Streamlit Altair Stacked Bar Chart Change Colors 

It’s possible to specifically choose the colors for an Altair chart on Streamlit visuals by changing the colors passed into the encode function.

The color object in the encode function is passed a color called alt.Color(), which specifies first the category and then passes in two lists the domain and range. The color in the range is mapped to the categories of the domain for each of the energy types. 

Below is the code used to create the chart below:

domain = ["Electricity", "Gasoline", "Natural Gas"]
 range_ = ["red", "green", "blue"]
 
    bar_chart = alt.Chart(energy_source).mark_bar().encode(
        x="month(Date):O",
        y="sum(Price ($)):Q",
        color=alt.Color("EnergyType", scale=alt.Scale(domain=domain, range=range_))
    )
    st.altair_chart(bar_chart, use_container_width=True)

Streamlit Altair Bar Stacked Chart Horizontal

Simply put the quantitive value on the x-axis to make the bar chart horizontal. This is done by specifying putting a number type, which is :Q quantitative in Altair charts on the x-axis. 

Here is the code that controls the visual below:

  "Energy Costs By Month"
   bar_chart = alt.Chart(energy_source).mark_bar().encode(
        y="month(Date):O",
        x="sum(Price ($)):Q",
        color="EnergyType:N"
    )
   st.altair_chart(bar_chart, use_container_width=True)

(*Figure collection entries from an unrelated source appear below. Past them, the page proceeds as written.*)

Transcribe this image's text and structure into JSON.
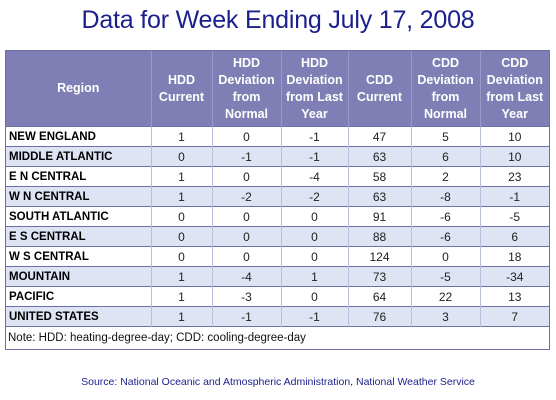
{
  "title": "Data for Week Ending July 17, 2008",
  "chart_data": {
    "type": "table",
    "columns": [
      "Region",
      "HDD Current",
      "HDD Deviation from Normal",
      "HDD Deviation from Last Year",
      "CDD Current",
      "CDD Deviation from Normal",
      "CDD Deviation from Last Year"
    ],
    "rows": [
      [
        "NEW ENGLAND",
        "1",
        "0",
        "-1",
        "47",
        "5",
        "10"
      ],
      [
        "MIDDLE ATLANTIC",
        "0",
        "-1",
        "-1",
        "63",
        "6",
        "10"
      ],
      [
        "E N CENTRAL",
        "1",
        "0",
        "-4",
        "58",
        "2",
        "23"
      ],
      [
        "W N CENTRAL",
        "1",
        "-2",
        "-2",
        "63",
        "-8",
        "-1"
      ],
      [
        "SOUTH ATLANTIC",
        "0",
        "0",
        "0",
        "91",
        "-6",
        "-5"
      ],
      [
        "E S CENTRAL",
        "0",
        "0",
        "0",
        "88",
        "-6",
        "6"
      ],
      [
        "W S CENTRAL",
        "0",
        "0",
        "0",
        "124",
        "0",
        "18"
      ],
      [
        "MOUNTAIN",
        "1",
        "-4",
        "1",
        "73",
        "-5",
        "-34"
      ],
      [
        "PACIFIC",
        "1",
        "-3",
        "0",
        "64",
        "22",
        "13"
      ],
      [
        "UNITED STATES",
        "1",
        "-1",
        "-1",
        "76",
        "3",
        "7"
      ]
    ],
    "note": "Note: HDD: heating-degree-day; CDD: cooling-degree-day"
  },
  "source": "Source:  National Oceanic and Atmospheric Administration, National Weather Service",
  "colors": {
    "title": "#1a1f8c",
    "header_bg": "#7f7fb5",
    "row_alt": "#dfe4f4"
  }
}
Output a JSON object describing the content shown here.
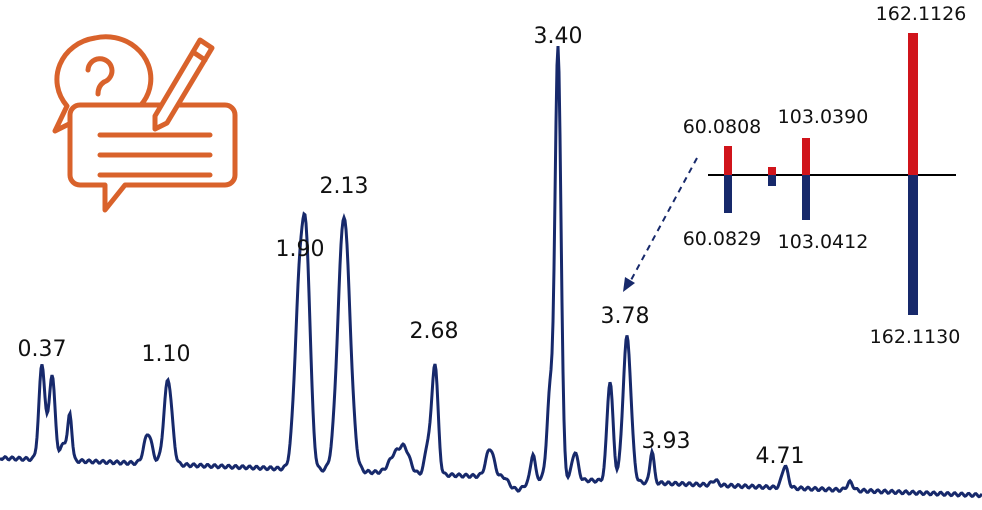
{
  "peaks": [
    {
      "label": "0.37"
    },
    {
      "label": "1.10"
    },
    {
      "label": "1.90"
    },
    {
      "label": "2.13"
    },
    {
      "label": "2.68"
    },
    {
      "label": "3.40"
    },
    {
      "label": "3.78"
    },
    {
      "label": "3.93"
    },
    {
      "label": "4.71"
    }
  ],
  "spectrum": {
    "top_labels": [
      "60.0808",
      "103.0390",
      "162.1126"
    ],
    "bottom_labels": [
      "60.0829",
      "103.0412",
      "162.1130"
    ]
  }
}
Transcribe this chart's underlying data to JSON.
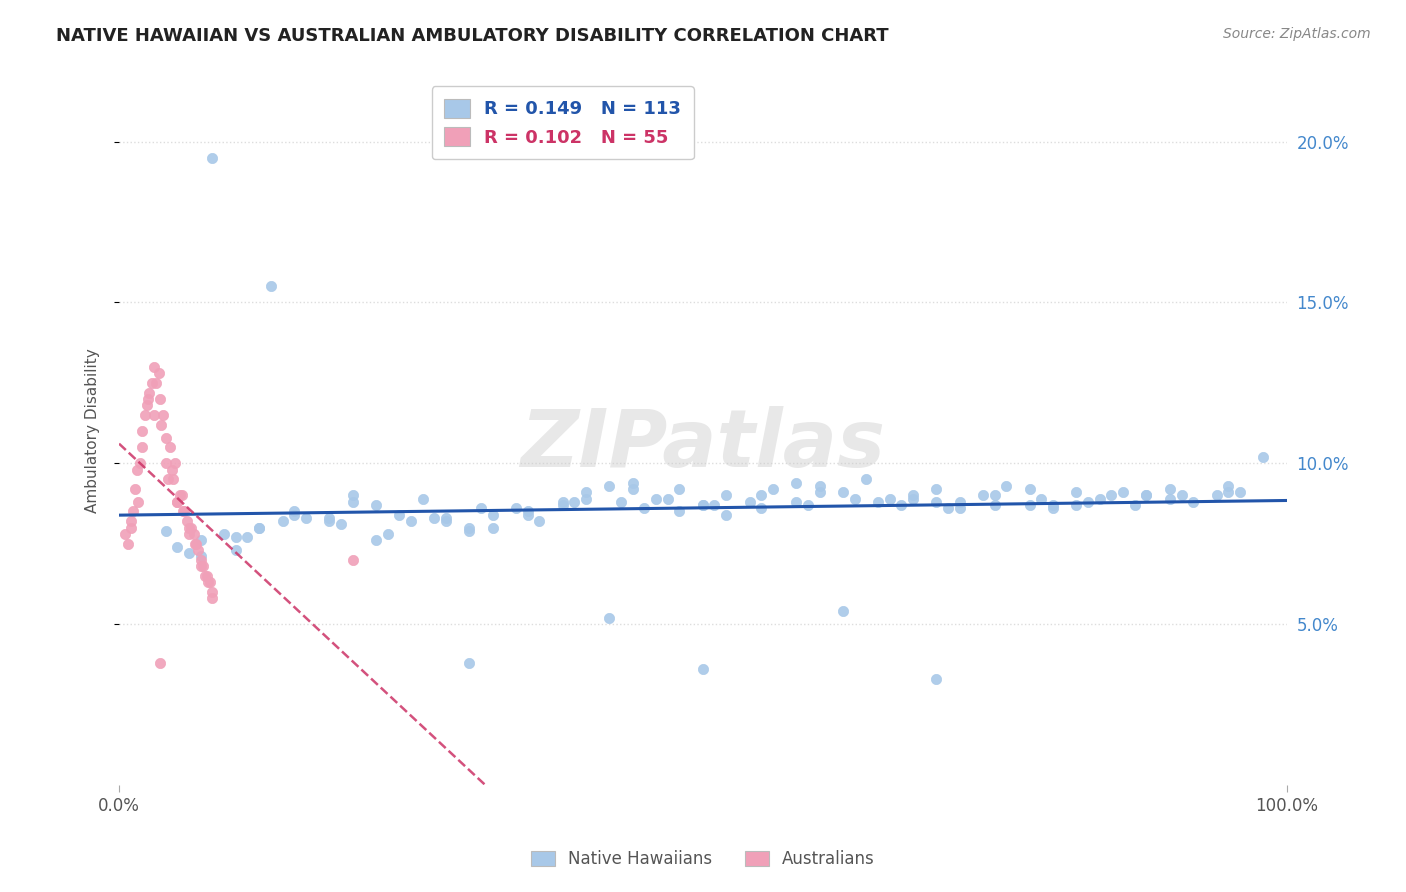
{
  "title": "NATIVE HAWAIIAN VS AUSTRALIAN AMBULATORY DISABILITY CORRELATION CHART",
  "source_text": "Source: ZipAtlas.com",
  "ylabel": "Ambulatory Disability",
  "background_color": "#ffffff",
  "grid_color": "#dddddd",
  "nh_color": "#a8c8e8",
  "au_color": "#f0a0b8",
  "nh_line_color": "#2255aa",
  "au_line_color": "#cc3366",
  "nh_R": 0.149,
  "nh_N": 113,
  "au_R": 0.102,
  "au_N": 55,
  "xlim": [
    0.0,
    1.0
  ],
  "ylim": [
    0.0,
    0.22
  ],
  "nh_scatter_x": [
    0.08,
    0.13,
    0.05,
    0.06,
    0.07,
    0.09,
    0.1,
    0.12,
    0.14,
    0.15,
    0.18,
    0.2,
    0.22,
    0.24,
    0.26,
    0.28,
    0.3,
    0.32,
    0.34,
    0.36,
    0.38,
    0.4,
    0.42,
    0.44,
    0.46,
    0.48,
    0.5,
    0.52,
    0.54,
    0.56,
    0.58,
    0.6,
    0.62,
    0.64,
    0.66,
    0.68,
    0.7,
    0.72,
    0.74,
    0.76,
    0.78,
    0.8,
    0.82,
    0.84,
    0.86,
    0.88,
    0.9,
    0.92,
    0.94,
    0.96,
    0.98,
    0.04,
    0.07,
    0.11,
    0.16,
    0.19,
    0.23,
    0.27,
    0.31,
    0.35,
    0.39,
    0.43,
    0.47,
    0.51,
    0.55,
    0.59,
    0.63,
    0.67,
    0.71,
    0.75,
    0.79,
    0.83,
    0.87,
    0.91,
    0.95,
    0.1,
    0.15,
    0.2,
    0.25,
    0.3,
    0.35,
    0.4,
    0.45,
    0.5,
    0.55,
    0.6,
    0.65,
    0.7,
    0.75,
    0.8,
    0.85,
    0.9,
    0.95,
    0.12,
    0.18,
    0.28,
    0.38,
    0.48,
    0.58,
    0.68,
    0.78,
    0.88,
    0.5,
    0.3,
    0.7,
    0.42,
    0.62,
    0.22,
    0.82,
    0.52,
    0.32,
    0.72,
    0.44
  ],
  "nh_scatter_y": [
    0.195,
    0.155,
    0.074,
    0.072,
    0.076,
    0.078,
    0.073,
    0.08,
    0.082,
    0.085,
    0.083,
    0.09,
    0.087,
    0.084,
    0.089,
    0.082,
    0.08,
    0.084,
    0.086,
    0.082,
    0.088,
    0.091,
    0.093,
    0.094,
    0.089,
    0.092,
    0.087,
    0.09,
    0.088,
    0.092,
    0.094,
    0.093,
    0.091,
    0.095,
    0.089,
    0.09,
    0.092,
    0.088,
    0.09,
    0.093,
    0.092,
    0.087,
    0.091,
    0.089,
    0.091,
    0.09,
    0.092,
    0.088,
    0.09,
    0.091,
    0.102,
    0.079,
    0.071,
    0.077,
    0.083,
    0.081,
    0.078,
    0.083,
    0.086,
    0.085,
    0.088,
    0.088,
    0.089,
    0.087,
    0.086,
    0.087,
    0.089,
    0.087,
    0.086,
    0.09,
    0.089,
    0.088,
    0.087,
    0.09,
    0.093,
    0.077,
    0.084,
    0.088,
    0.082,
    0.079,
    0.084,
    0.089,
    0.086,
    0.087,
    0.09,
    0.091,
    0.088,
    0.088,
    0.087,
    0.086,
    0.09,
    0.089,
    0.091,
    0.08,
    0.082,
    0.083,
    0.087,
    0.085,
    0.088,
    0.089,
    0.087,
    0.09,
    0.036,
    0.038,
    0.033,
    0.052,
    0.054,
    0.076,
    0.087,
    0.084,
    0.08,
    0.086,
    0.092
  ],
  "au_scatter_x": [
    0.005,
    0.01,
    0.012,
    0.015,
    0.018,
    0.02,
    0.022,
    0.025,
    0.028,
    0.03,
    0.032,
    0.035,
    0.038,
    0.04,
    0.042,
    0.045,
    0.048,
    0.05,
    0.052,
    0.055,
    0.058,
    0.06,
    0.062,
    0.065,
    0.068,
    0.07,
    0.072,
    0.075,
    0.078,
    0.08,
    0.008,
    0.014,
    0.024,
    0.034,
    0.044,
    0.054,
    0.064,
    0.074,
    0.016,
    0.026,
    0.036,
    0.046,
    0.056,
    0.066,
    0.076,
    0.01,
    0.02,
    0.03,
    0.04,
    0.05,
    0.06,
    0.07,
    0.08,
    0.2,
    0.035
  ],
  "au_scatter_y": [
    0.078,
    0.082,
    0.085,
    0.098,
    0.1,
    0.11,
    0.115,
    0.12,
    0.125,
    0.13,
    0.125,
    0.12,
    0.115,
    0.108,
    0.095,
    0.098,
    0.1,
    0.088,
    0.09,
    0.085,
    0.082,
    0.078,
    0.08,
    0.075,
    0.073,
    0.07,
    0.068,
    0.065,
    0.063,
    0.06,
    0.075,
    0.092,
    0.118,
    0.128,
    0.105,
    0.09,
    0.078,
    0.065,
    0.088,
    0.122,
    0.112,
    0.095,
    0.085,
    0.075,
    0.063,
    0.08,
    0.105,
    0.115,
    0.1,
    0.088,
    0.08,
    0.068,
    0.058,
    0.07,
    0.038
  ]
}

Streamlit Altair Bar Chart Sorted 

The sort is controlled by the sort of -x in the alt.Y("Month:N", sort=“-x”)

In this case, this sort gets passed into the encode function via the y which is what makes the graph sorted in descending order. 

Below is the code that controls the visual below:

 source = pd.DataFrame({
        "Price ($)": [10, 15, 20],
        "Month": ["January", "February", "March"]
      })
 
    bar_chart = alt.Chart(source).mark_bar().encode(
        x="sum(Price ($)):Q",
        y=alt.Y("Month:N", sort="-x")
    )
 
    st.altair_chart(bar_chart, use_container_width=True)

Conclusion

In conclusion, you can see all the great bar chart visuals that can be produced by Streamlit.

You saw just how easy it is to create the bar charts visuals and how customizable they are. 

As you saw Altair charts are a great choice for creating compelling charts in Streamlit. These bar charts can be a compelling visual component to your ‘data apps’, especially with Streamlit!